Burberry has posted a rise in underlying pre-tax profits but has lowered its profit guidance for next year due to foreign exchange movements.

  • Underlying revenues and profits up at Burberry
  • Exchange rate movements significantly lower revenues and profits
  • Luxury retailer is also seeing increased uncertainty in some markets

Adjusted pre-tax profit rose 7% on an underlying basis to £456m before for the year ending March 31, but were down 1% when foreign exchange movements were taken into account.

Revenues during the period increased 11% on an underlying basis to £2.52bn during the period.

Exchange rates during the financial year reduced reported revenue by £72m and adjusted pre-tax profit by £38m.

Burberry chief creative and chief executive officer Christopher Bailey said: “Against a challenging external backdrop, our global team has focused ever more intensely on our core, including celebrating the British made products that are our brand signature and extending our online and offline integration.

“At this early stage of the year, we are seeing increased uncertainty in some markets. Against this background, we will continue to manage our business dynamically - capitalising on the significant opportunities we have by channel, region and product to create long-term shareholder value.”

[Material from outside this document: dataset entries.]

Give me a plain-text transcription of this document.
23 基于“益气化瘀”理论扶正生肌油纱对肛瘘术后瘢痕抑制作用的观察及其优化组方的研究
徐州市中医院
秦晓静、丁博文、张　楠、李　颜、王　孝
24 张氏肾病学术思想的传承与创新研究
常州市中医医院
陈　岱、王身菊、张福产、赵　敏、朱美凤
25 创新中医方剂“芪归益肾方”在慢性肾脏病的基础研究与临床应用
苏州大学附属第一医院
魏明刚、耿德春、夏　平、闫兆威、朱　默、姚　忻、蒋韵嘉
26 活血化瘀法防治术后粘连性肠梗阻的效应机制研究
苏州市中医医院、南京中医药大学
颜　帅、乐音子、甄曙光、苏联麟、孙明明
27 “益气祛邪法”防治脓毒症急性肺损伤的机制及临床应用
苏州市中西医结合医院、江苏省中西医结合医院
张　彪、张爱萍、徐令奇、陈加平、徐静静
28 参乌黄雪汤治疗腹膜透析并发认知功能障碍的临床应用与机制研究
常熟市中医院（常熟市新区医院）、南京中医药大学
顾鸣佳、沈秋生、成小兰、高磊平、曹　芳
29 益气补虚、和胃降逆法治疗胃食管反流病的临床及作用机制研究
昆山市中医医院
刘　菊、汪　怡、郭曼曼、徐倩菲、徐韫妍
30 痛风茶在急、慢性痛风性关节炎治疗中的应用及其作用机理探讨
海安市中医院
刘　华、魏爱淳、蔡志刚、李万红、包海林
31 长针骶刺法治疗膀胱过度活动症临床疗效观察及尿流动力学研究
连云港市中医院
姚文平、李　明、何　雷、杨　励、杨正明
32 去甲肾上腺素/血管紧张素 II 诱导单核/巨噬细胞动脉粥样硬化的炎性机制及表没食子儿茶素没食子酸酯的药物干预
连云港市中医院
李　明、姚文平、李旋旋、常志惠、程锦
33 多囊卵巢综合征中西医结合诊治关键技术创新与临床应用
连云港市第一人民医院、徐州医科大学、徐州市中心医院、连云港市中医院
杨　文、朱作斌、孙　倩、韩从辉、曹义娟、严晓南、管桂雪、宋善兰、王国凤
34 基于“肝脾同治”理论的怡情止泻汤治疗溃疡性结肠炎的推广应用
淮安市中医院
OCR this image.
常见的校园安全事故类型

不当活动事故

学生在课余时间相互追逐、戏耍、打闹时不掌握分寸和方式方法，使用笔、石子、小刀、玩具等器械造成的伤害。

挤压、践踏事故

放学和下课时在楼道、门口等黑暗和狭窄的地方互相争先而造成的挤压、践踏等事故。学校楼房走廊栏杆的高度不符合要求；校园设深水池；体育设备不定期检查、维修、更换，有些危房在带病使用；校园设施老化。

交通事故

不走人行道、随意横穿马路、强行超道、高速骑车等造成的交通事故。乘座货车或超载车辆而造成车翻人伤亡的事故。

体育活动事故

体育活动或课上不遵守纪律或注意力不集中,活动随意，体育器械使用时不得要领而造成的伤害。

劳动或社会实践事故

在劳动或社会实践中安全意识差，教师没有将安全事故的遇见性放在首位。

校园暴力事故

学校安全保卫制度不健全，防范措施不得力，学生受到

Burberry reports that if exchange rates remain at current levels its profits for the 2016 financail year will be £40m lower than the guidance it gave at its second half trading update in April.

The retailer struggled in its high margin market Hong Kong after it recorded a fall in spend from Chinese customers in the second half of the year due to protests.

However, the fall was “more than offset” by growth in EMEIA and other parts of Asia Pacific and the Americas.